One more note on older PyTorch versions: based on the code I already have, I think it's possible to support this effort without torchdata and without WebDataset (I have my own simplified version of tar writers/readers). I'm just not sure if it makes sense to duplicate their other capabilities yet (maybe it does).

Regarding abstractions, I tend to agree they got a bit too complex and can be a bit confusing sometimes. Lhotse has grown quite a lot during the last 2 years and tries to support everything in every possible combination. The only way to simplify is to break backwards compatibility, and so far my goal was the reverse: to be 99.9% backward-compatible with the initial design choices. Maybe it's worth a separate discussion how Lhotse 2.0 should look like :) I agree that the core focus should be on iteration-based approaches.

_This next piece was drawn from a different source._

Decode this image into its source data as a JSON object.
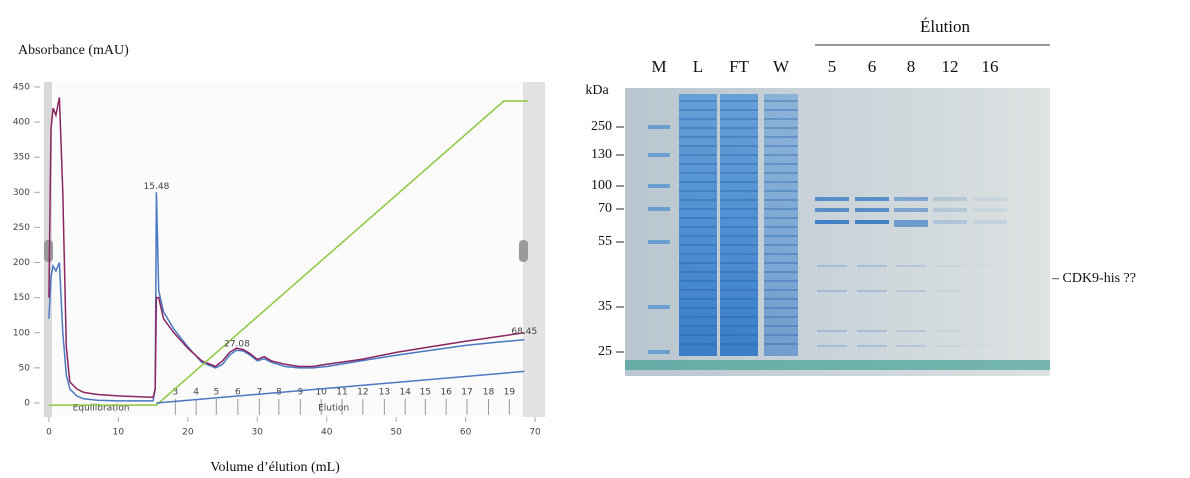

For combining shards the way you described, I'm pretty sure it's possible to do today, but maybe we can somehow make the API more discoverable. Code (also see a tutorial I wrote about combining datasets: https://colab.research.google.com/github/lhotse-speech/lhotse/blob/master/examples/03-combining-datasets.ipynb):

cuts_libri100h = CutSet.from_webdataset([libri_100h_shard0, libri_100h_shard1, ...])
cuts_libri360h = ...
cuts_libri500h = ...
cuts_giga = ...

cuts_combined = CutSet.mux(
  [
    CutSet.mux(
      [cuts_libri_100h, cuts_libri_360h, cuts_libri_500h],
      weights=[0.1, 0.4, 0.5],
    ),
    cuts_giga,
  ],
  weights=[0.2, 0.8],
).shuffle(buffer_size=50000)  # you want the buffer to be as large as possible within CPU RAM limits

Regarding the features that are either precomputed or computed on the fly when somebody calls item.features: I honestly think this needs to be implemented inside the data pipeline/iterator rather than inside of getting an attribute, otherwise the feature computation will take unnecessary time inside of the training loop. But it's something that can definitely be improved as it's not easily achievable with Lhotse today.

The shard queue idea is... interesting. Let me think about it. One immediate issue is in distributed training where it's almost impossible to synchronize without an external service (I don't think we want to go that way though).

danpovey commented 2 years ago

Regarding someone calling item.features: i wasn't imagining that this would happen in the training loop (I thought this would happen in the dataloader, and we convert to plain dict before sending to training process). I was thinking that this would happen in the dataloader, but called by some user-specified function, for, say, processing items prior to combining into batches.
Yes, IDK about how one might organize the shard-queue thing. One possibility is to have a background thread in the training process open a port for that? Gets ugly though, obviously.